Но неудача не скосила его. Только в длинной узкой бороде и на висках несчастье перевило черные густые пряди тонким серебром, да по лицу скользнули мелкие морщинки. Мучительно и крепко думал свою думу Панфил. Ни насмешки, ни жалобы, ни частые крутые разговоры с малым и большим начальством — ничто его не волновало. И это гордое спокойствие передавалось всем. Знали, что Панфил опять уйдет. И ушел.
Так тянулось тридцать лет.
Но устал ли Панфил, потерял ли он веру в успех, — только все реже и реже уходил он за границу.
И вот, случилось, заболел Панфил. В жару, теряя временами память, лежал он пласт-пластом на лавке. Большая козловая шуба тяжело давила ему грудь. Мысли путались. Длинными ночами лежал Панфил один в пустой избе, беспомощный, недвижимый, и тогда безумный страх наступил на него из жутко-молчаливой темноты. Казалось, что лохматое чудовище, всем телом навалившись на хрипящую слабую грудь, все ближе наклоняет к его лицу свое уродливое рыло, дышит смрадом, злобно скалит мерзкий рот и шепчет:
— Что ж ты не покажешь людям дорогу к Беловодью? Клятвопреступник ты!
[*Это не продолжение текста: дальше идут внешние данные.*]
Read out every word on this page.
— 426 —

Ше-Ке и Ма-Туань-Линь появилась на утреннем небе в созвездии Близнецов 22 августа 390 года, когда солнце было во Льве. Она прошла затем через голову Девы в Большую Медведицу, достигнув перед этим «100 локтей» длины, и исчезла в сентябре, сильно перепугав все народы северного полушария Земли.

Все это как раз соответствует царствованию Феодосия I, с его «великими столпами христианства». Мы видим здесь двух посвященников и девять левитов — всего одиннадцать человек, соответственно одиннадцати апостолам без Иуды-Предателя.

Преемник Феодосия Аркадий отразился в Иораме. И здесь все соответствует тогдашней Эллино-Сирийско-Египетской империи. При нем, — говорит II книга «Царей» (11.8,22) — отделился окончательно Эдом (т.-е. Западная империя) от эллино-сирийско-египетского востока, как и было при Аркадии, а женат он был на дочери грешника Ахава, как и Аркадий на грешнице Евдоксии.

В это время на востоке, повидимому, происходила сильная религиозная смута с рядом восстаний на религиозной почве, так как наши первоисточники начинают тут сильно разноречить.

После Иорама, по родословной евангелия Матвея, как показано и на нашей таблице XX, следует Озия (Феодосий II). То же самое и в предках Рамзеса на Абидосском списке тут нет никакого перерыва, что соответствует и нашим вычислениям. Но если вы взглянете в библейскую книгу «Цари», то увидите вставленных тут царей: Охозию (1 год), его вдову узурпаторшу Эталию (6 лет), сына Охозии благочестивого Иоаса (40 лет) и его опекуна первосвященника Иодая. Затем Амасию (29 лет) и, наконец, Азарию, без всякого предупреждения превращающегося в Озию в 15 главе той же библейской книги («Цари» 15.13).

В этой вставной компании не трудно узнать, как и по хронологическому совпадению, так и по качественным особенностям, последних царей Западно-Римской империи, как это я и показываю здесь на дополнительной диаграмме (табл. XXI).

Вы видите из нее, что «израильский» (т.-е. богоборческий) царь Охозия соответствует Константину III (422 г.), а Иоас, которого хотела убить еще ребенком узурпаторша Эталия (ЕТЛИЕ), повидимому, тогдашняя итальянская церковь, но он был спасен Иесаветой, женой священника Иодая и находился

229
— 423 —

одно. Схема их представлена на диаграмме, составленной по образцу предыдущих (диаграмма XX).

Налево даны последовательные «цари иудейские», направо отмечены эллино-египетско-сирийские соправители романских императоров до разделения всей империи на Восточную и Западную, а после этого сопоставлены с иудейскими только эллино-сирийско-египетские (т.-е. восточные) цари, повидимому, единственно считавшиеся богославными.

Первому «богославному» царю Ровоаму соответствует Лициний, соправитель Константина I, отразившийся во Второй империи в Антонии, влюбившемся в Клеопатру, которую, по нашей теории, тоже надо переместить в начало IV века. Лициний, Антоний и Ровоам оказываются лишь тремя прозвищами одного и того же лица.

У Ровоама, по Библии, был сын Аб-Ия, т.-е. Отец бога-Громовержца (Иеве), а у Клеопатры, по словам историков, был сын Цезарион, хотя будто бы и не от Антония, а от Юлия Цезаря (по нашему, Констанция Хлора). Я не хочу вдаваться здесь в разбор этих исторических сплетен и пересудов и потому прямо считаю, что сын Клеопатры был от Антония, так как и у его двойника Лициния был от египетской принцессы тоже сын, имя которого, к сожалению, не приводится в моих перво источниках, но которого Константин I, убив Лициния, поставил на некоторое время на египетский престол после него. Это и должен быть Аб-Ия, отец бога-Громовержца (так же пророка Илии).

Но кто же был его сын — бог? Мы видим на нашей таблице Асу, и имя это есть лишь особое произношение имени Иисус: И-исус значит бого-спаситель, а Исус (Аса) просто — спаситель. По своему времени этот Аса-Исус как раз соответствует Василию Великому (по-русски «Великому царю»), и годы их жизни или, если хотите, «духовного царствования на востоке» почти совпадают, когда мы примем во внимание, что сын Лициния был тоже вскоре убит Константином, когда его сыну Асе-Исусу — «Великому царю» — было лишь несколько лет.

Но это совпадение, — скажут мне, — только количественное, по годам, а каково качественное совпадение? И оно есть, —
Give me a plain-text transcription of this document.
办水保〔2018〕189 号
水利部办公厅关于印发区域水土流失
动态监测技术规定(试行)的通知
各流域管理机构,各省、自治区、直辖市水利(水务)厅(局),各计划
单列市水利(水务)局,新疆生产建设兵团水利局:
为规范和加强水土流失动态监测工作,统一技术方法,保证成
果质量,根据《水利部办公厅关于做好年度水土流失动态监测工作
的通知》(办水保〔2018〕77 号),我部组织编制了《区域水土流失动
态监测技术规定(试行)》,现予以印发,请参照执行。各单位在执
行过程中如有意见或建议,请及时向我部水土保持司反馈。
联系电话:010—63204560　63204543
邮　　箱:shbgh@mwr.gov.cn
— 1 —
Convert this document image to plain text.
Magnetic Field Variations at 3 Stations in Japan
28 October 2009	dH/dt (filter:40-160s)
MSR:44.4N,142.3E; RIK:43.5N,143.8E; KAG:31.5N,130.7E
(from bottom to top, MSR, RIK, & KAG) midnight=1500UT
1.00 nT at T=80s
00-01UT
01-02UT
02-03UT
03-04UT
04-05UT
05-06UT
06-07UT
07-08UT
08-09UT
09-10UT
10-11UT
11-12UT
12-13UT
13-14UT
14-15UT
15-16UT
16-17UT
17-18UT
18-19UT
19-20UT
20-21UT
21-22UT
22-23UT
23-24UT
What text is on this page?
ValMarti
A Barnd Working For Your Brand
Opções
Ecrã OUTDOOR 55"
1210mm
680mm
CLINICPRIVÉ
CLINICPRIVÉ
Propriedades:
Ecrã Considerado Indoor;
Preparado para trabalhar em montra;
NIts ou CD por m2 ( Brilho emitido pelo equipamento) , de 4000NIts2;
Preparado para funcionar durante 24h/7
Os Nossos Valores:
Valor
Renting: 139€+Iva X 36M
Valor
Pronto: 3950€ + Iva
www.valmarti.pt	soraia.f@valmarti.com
За мирские прелести продался! Там, в чужой земле — и голод, и холод, и смерть под пулей. А здесь тебе почет!..
Отступило чудовище, и вкрадчиво сладок его голос:
— Разве ты не человек? Почему ты должен мыкаться всю жизнь, как какой-нибудь Бергал? Где твой дом? Подумай только, что ты сделал с собой, со старухой, с ребятами? Они тебя не знают, и ты не знаешь их. Брось, Панфил, одумайся! Вот теперь ты наставник… Здесь ты нужен. Брось!.. Что там говорил тебе отец — забудь! Сам он не нашел, не найти и тебе. Нет там земли Восеонской! Разве здесь вам худо? Вспомни, сколько исходили вы, а где вы видели лучше, чем здесь? Тут и Беловодье вам…
Плыли и плыли из душной темноты слова его, и нельзя было уйти от них.
Панфил в безумии тыкал руками в воздух, падал с лавки на пол и кричал:
— Отыде от мене! Отыде! Грешник я великий… Не искушай! Клянусь животом своим, пойду еще на Беловодье. Есть оно! Нет, не искушай. Найду его!.. Господи, господи!..
Домашние с трудом привели старика в рассудок.
Но с каждым днем Панфил креп духом. Твердое решение удесятеряло силы в борьбе с чудовищем, все легче было с ним тягаться и совсем стало легко, когда Панфил излился в исповеди перед сонмом древнейших стариков общины.
III
Стояла яркая весна. Все круче поднималось солнце на небо, курились трещины и пади, с гор хлестала бурным валом мутная вода, на припеках зеленели сопки, цвел матерый черный лес. Время было пахать.
Бухтарминцы с раннего утра ползут из глубоко заброшенных в долины деревушек по отлогим жирным скатам. К вечеру по тем же чуть приметным тропкам, группами и в одиночку, из-за малых и больших гребней, то теряясь в перелесках, то цветными пятнами мелькая по каменистым лысинам, спускаются они домой. И только достигнут долины, вихрем взмоют на поджарых лошаденках. Обгоняя стариков и грузных баб, с хохотом несется молодежь в деревню. Парни и девицы скачут вперемешку. Увлеченные ворвутся в улицу, всклубят густую пыль, и долго потом по косым переулкам то тут, то там пронизывают воздух громкие, веселые выкрики.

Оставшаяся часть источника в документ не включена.